Film Review: Blood River

3 May


Out of the shadows it came once more, 12 months since its last appearance, facing the assembled denizens in Screen One of Edinburgh’s Filmhouse who had travelled from far and wide to witness its depravity: Dead by Dawn 2009, Scotland’s premier horror film festival, launched once more on Thursday night, unleashing opening film, Blood River (2009), on the world.

From its first scenes, wherein an impossibly cute all-American couple, Clark (Ian Duncan) and his pregnant wife Summer (Tess Panzer), make their way across an impossibly deserted stretch of Nevada highway to an impossibly run down motel, it’s obvious Blood River is happy to play with established horror movie imagery.
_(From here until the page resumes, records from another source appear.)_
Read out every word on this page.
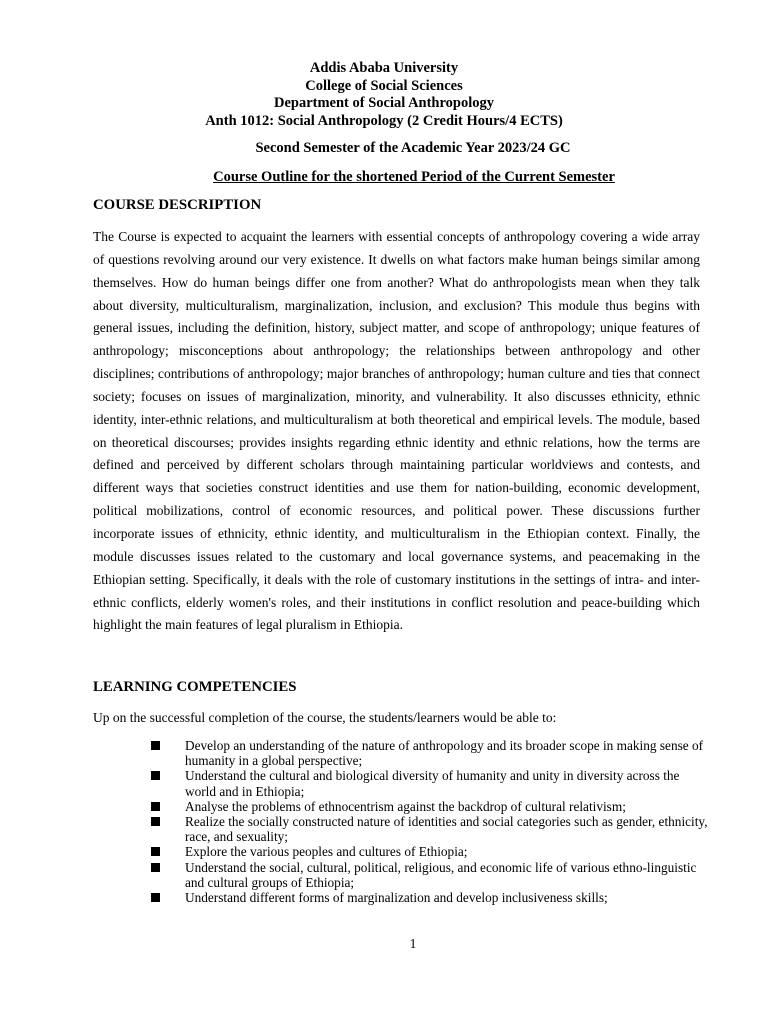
Addis Ababa University

College of Social Sciences

Department of Social Anthropology

Anth 1012: Social Anthropology (2 Credit Hours/4 ECTS)

Second Semester of the Academic Year 2023/24 GC

Course Outline for the shortened Period of the Current Semester

COURSE DESCRIPTION

The Course is expected to acquaint the learners with essential concepts of anthropology covering a wide array of questions revolving around our very existence. It dwells on what factors make human beings similar among themselves. How do human beings differ one from another? What do anthropologists mean when they talk about diversity, multiculturalism, marginalization, inclusion, and exclusion? This module thus begins with general issues, including the definition, history, subject matter, and scope of anthropology; unique features of anthropology; misconceptions about anthropology; the relationships between anthropology and other disciplines; contributions of anthropology; major branches of anthropology; human culture and ties that connect society; focuses on issues of marginalization, minority, and vulnerability. It also discusses ethnicity, ethnic identity, inter-ethnic relations, and multiculturalism at both theoretical and empirical levels. The module, based on theoretical discourses; provides insights regarding ethnic identity and ethnic relations, how the terms are defined and perceived by different scholars through maintaining particular worldviews and contests, and different ways that societies construct identities and use them for nation-building, economic development, political mobilizations, control of economic resources, and political power. These discussions further incorporate issues of ethnicity, ethnic identity, and multiculturalism in the Ethiopian context. Finally, the module discusses issues related to the customary and local governance systems, and peacemaking in the Ethiopian setting. Specifically, it deals with the role of customary institutions in the settings of intra- and inter-ethnic conflicts, elderly women's roles, and their institutions in conflict resolution and peace-building which highlight the main features of legal pluralism in Ethiopia.

LEARNING COMPETENCIES

Up on the successful completion of the course, the students/learners would be able to:

Develop an understanding of the nature of anthropology and its broader scope in making sense of humanity in a global perspective;
Understand the cultural and biological diversity of humanity and unity in diversity across the world and in Ethiopia;
Analyse the problems of ethnocentrism against the backdrop of cultural relativism;
Realize the socially constructed nature of identities and social categories such as gender, ethnicity, race, and sexuality;
Explore the various peoples and cultures of Ethiopia;
Understand the social, cultural, political, religious, and economic life of various ethno-linguistic and cultural groups of Ethiopia;
Understand different forms of marginalization and develop inclusiveness skills;

1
Similarly, as the couple refuse to stop their car to pick up dishevelled, yet apparently heat-resistant, hitchhiker, Joseph (Andrew Howard), we can be pretty sure their decision is going to come back to haunt them.
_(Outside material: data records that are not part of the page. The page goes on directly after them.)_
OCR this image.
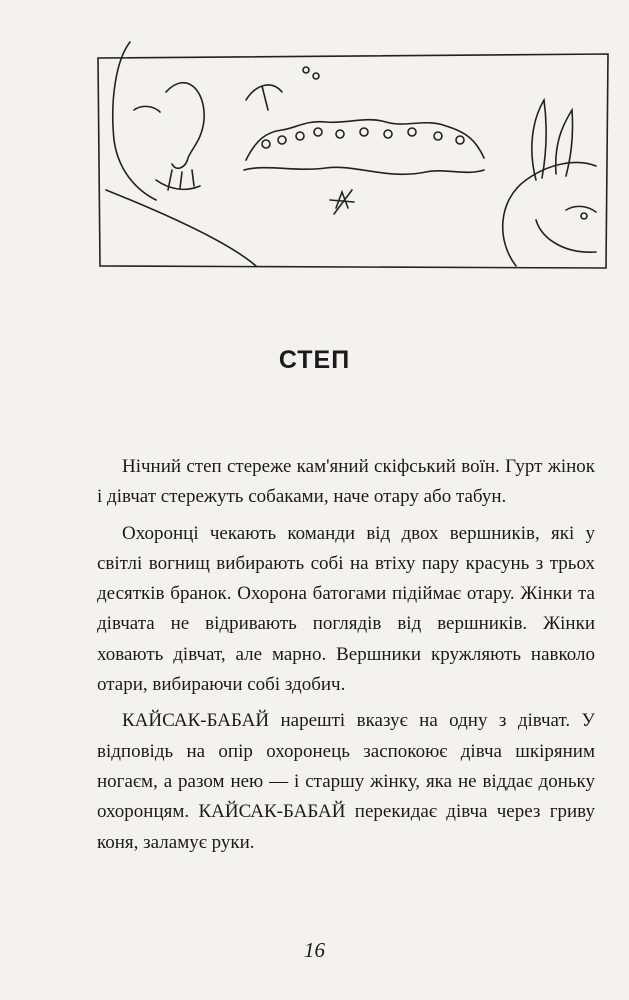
СТЕП

Нічний степ стереже кам'яний скіфський воїн. Гурт жінок і дівчат стережуть собаками, наче отару або табун.

Охоронці чекають команди від двох вершників, які у світлі вогнищ вибирають собі на втіху пару красунь з трьох десятків бранок. Охорона батогами підіймає отару. Жінки та дівчата не відривають поглядів від вершників. Жінки ховають дівчат, але марно. Вершники кружляють навколо отари, вибираючи собі здобич.

КАЙСАК-БАБАЙ нарешті вказує на одну з дівчат. У відповідь на опір охоронець заспокоює дівча шкіряним ногаєм, а разом нею — і старшу жінку, яка не віддає доньку охоронцям. КАЙСАК-БАБАЙ перекидає дівча через гриву коня, заламує руки.

16
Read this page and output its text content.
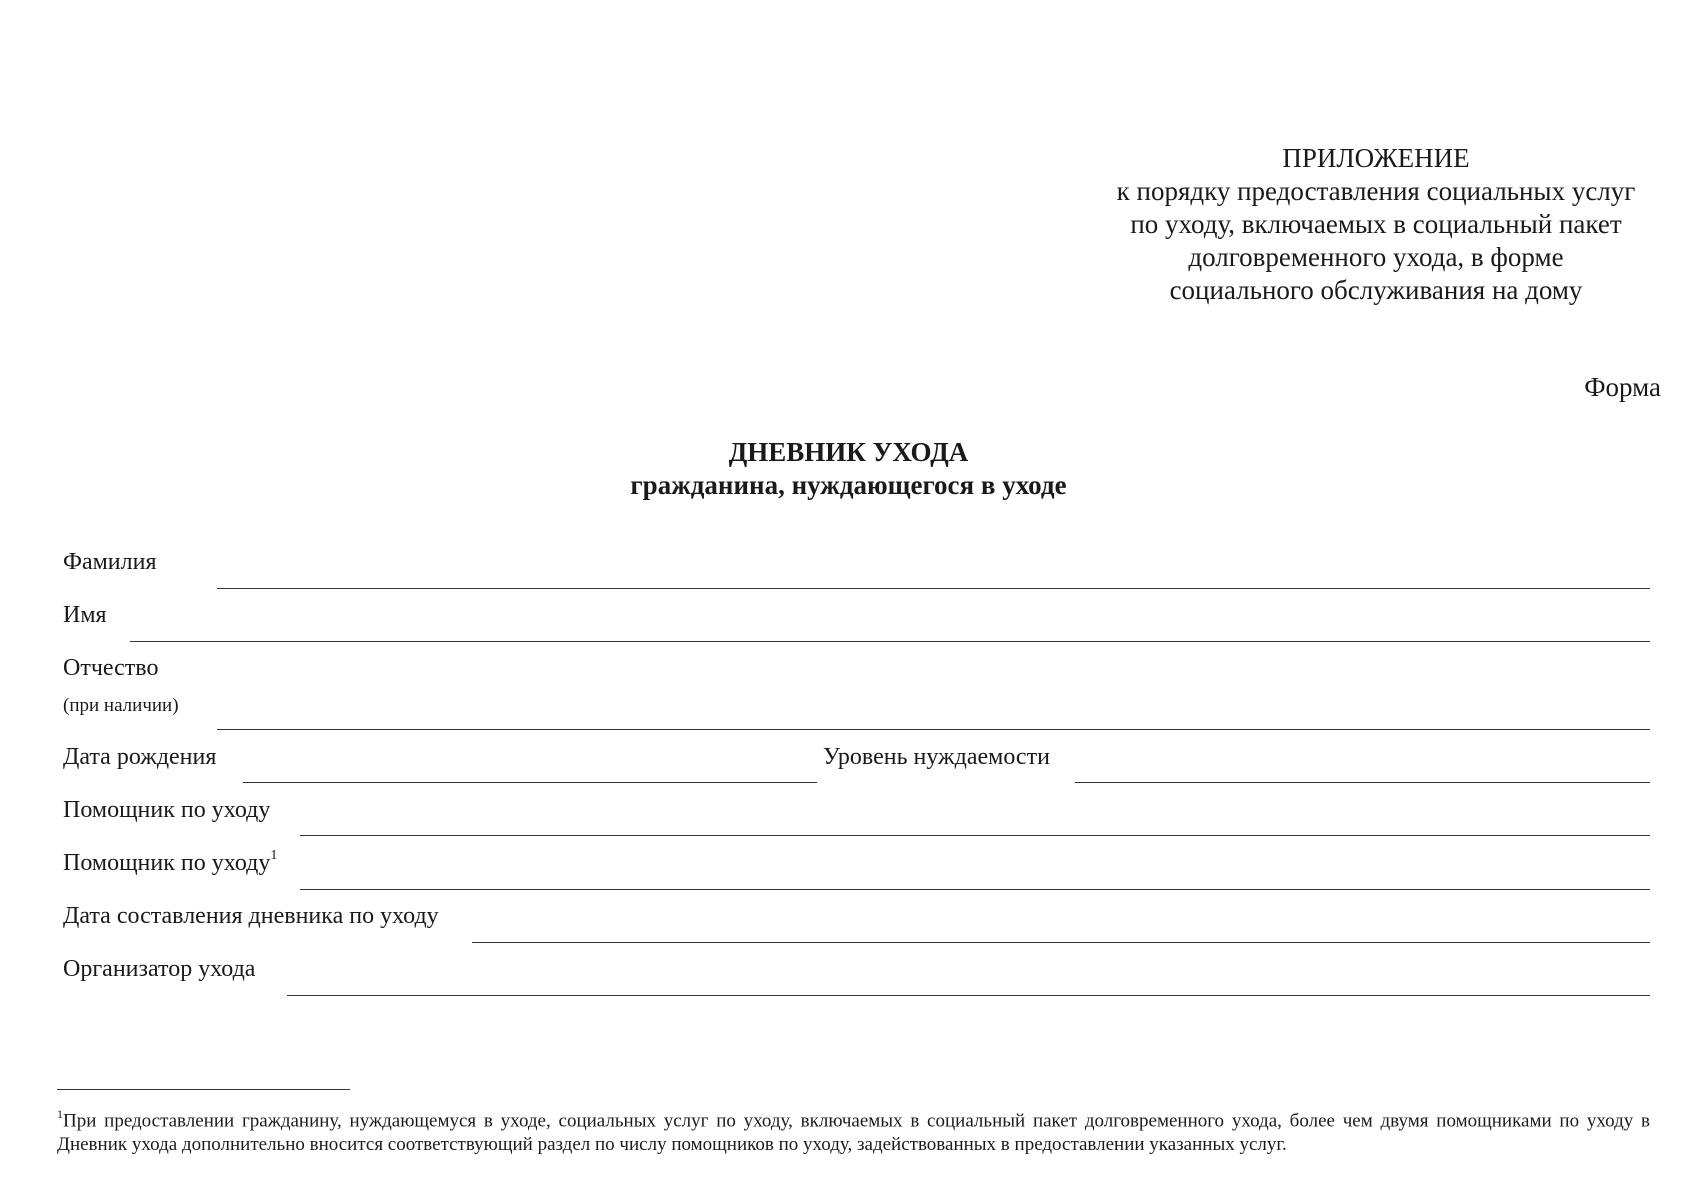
ПРИЛОЖЕНИЕ
к порядку предоставления социальных услуг
по уходу, включаемых в социальный пакет
долговременного ухода, в форме
социального обслуживания на дому
Форма
ДНЕВНИК УХОДА
гражданина, нуждающегося в уходе
Фамилия
Имя
Отчество
(при наличии)
Дата рождения	Уровень нуждаемости
Помощник по уходу
Помощник по уходу$^1$
Дата составления дневника по уходу
Организатор ухода
$^1$При предоставлении гражданину, нуждающемуся в уходе, социальных услуг по уходу, включаемых в социальный пакет долговременного ухода, более чем двумя помощниками по уходу в Дневник ухода дополнительно вносится соответствующий раздел по числу помощников по уходу, задействованных в предоставлении указанных услуг.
While the audience waits for something to kick-start the action, writer-director Adam Mason offering impressive ariel shots of the parched Nevada landscape to hammer home the fact that it’s more than a bit hot out there, Joseph is given some intriguing screen time as he makes friends at the motel. Surprisingly, Joseph appears to be a bit of bloodthirsty maniac, and it’s surely only a matter of time before he crosses paths with our heroes.
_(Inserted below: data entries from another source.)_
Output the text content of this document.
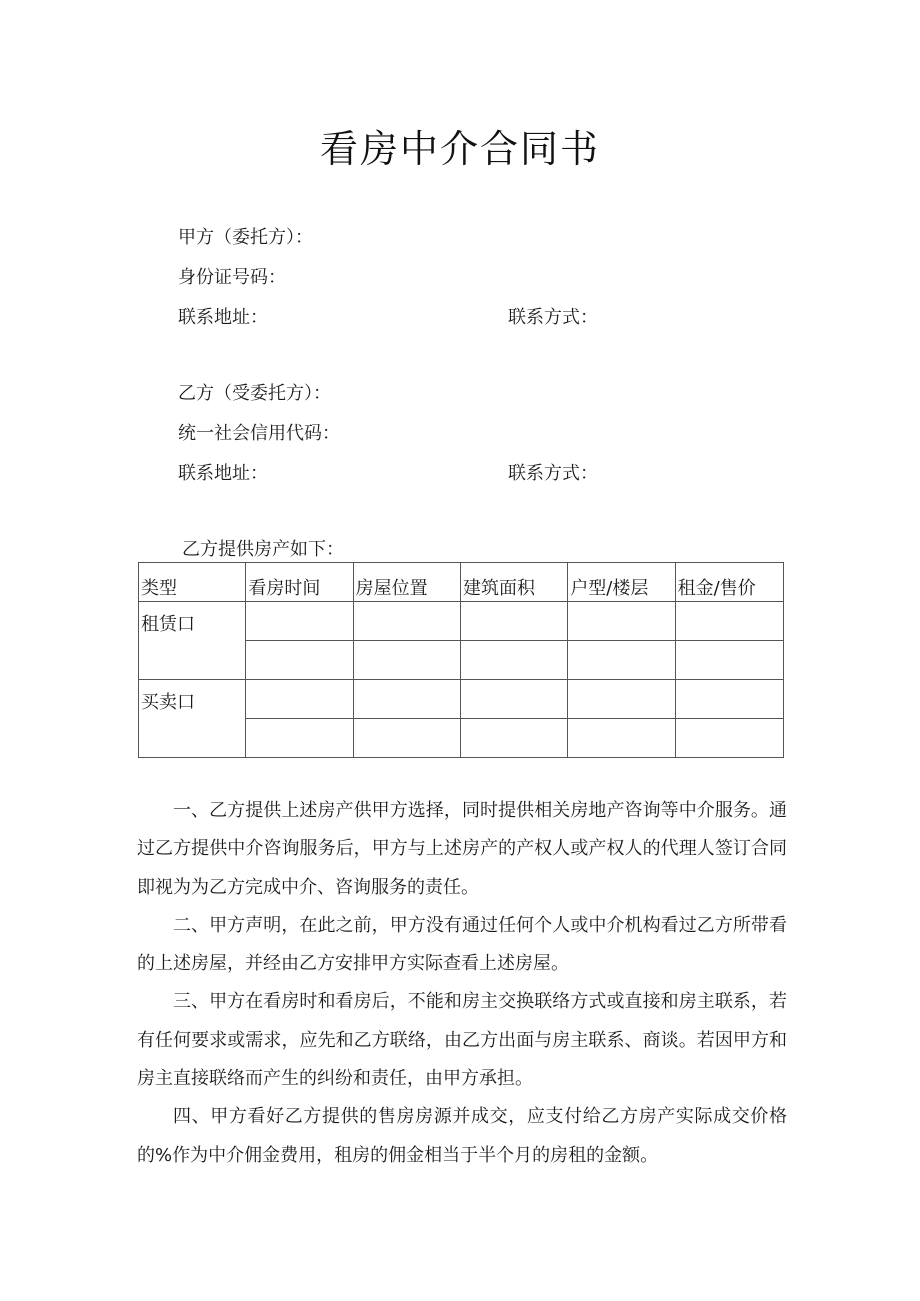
看房中介合同书
甲方（委托方）：
身份证号码：
联系地址：	联系方式：
乙方（受委托方）：
统一社会信用代码：
联系地址：	联系方式：
乙方提供房产如下：
类型	看房时间	房屋位置	建筑面积	户型/楼层	租金/售价
租赁口					

买卖口					

一、乙方提供上述房产供甲方选择，同时提供相关房地产咨询等中介服务。通过乙方提供中介咨询服务后，甲方与上述房产的产权人或产权人的代理人签订合同即视为为乙方完成中介、咨询服务的责任。

二、甲方声明，在此之前，甲方没有通过任何个人或中介机构看过乙方所带看的上述房屋，并经由乙方安排甲方实际查看上述房屋。

三、甲方在看房时和看房后，不能和房主交换联络方式或直接和房主联系，若有任何要求或需求，应先和乙方联络，由乙方出面与房主联系、商谈。若因甲方和房主直接联络而产生的纠纷和责任，由甲方承担。

四、甲方看好乙方提供的售房房源并成交，应支付给乙方房产实际成交价格的%作为中介佣金费用，租房的佣金相当于半个月的房租的金额。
It’s here, as the couple find themselves needing help in the town of Blood River only to be rescued by Joseph, that the plot begins to show signs of having some originality, the preconceptions of the first 25 minutes beginning to look increasingly uncertain.

Cleverly, as the three characters get to know each other better, the viewer starts to understand them less, question marks hanging over motives and comments made as they are forced into situations that are appear to have no easy solution.

Themes of redemption hang heavy in the air of Blood River. Secrets bubble under the surface, hinted at at first, then given more prominence as events unfold.

To say much more about the events of the last third of the film would be to spoil it, but it’s an intriguing concept that is generally well handled by both cast and director.

As Joseph, Andrew Howard is both menacing and a breath of fresh air, his relaxed attitude at odds with Clark’s straight-laced demeanour. Ian Duncan bounces well of Howard, and their scenes together as they discuss city life are some of the highlights of the film.

Panzer has the less rewarding role here, too often given unconvincing lines to spout as Summer sides with the new arrival.

What prevents Blood River becoming a low budget gem is the feeling that the writers’ fell in love just a little too much with Joseph’s speeches and their own high concept ideas. Joseph’s love of biblical-style language may be one of his traits, but this is overdone towards the end of the film, reams of dialogue given to him when simplicity would have sufficed.

The need for judicious editing extends to the final 20 minutes, stretched to breaking point as the writers, clearly delighted with themselves and their ideas, feel the need to make sure every point is made again and again. And again.

Though let down by its protracted ending, Blood River still has enough style, wit and tension to make it a genuinely thrilling experience.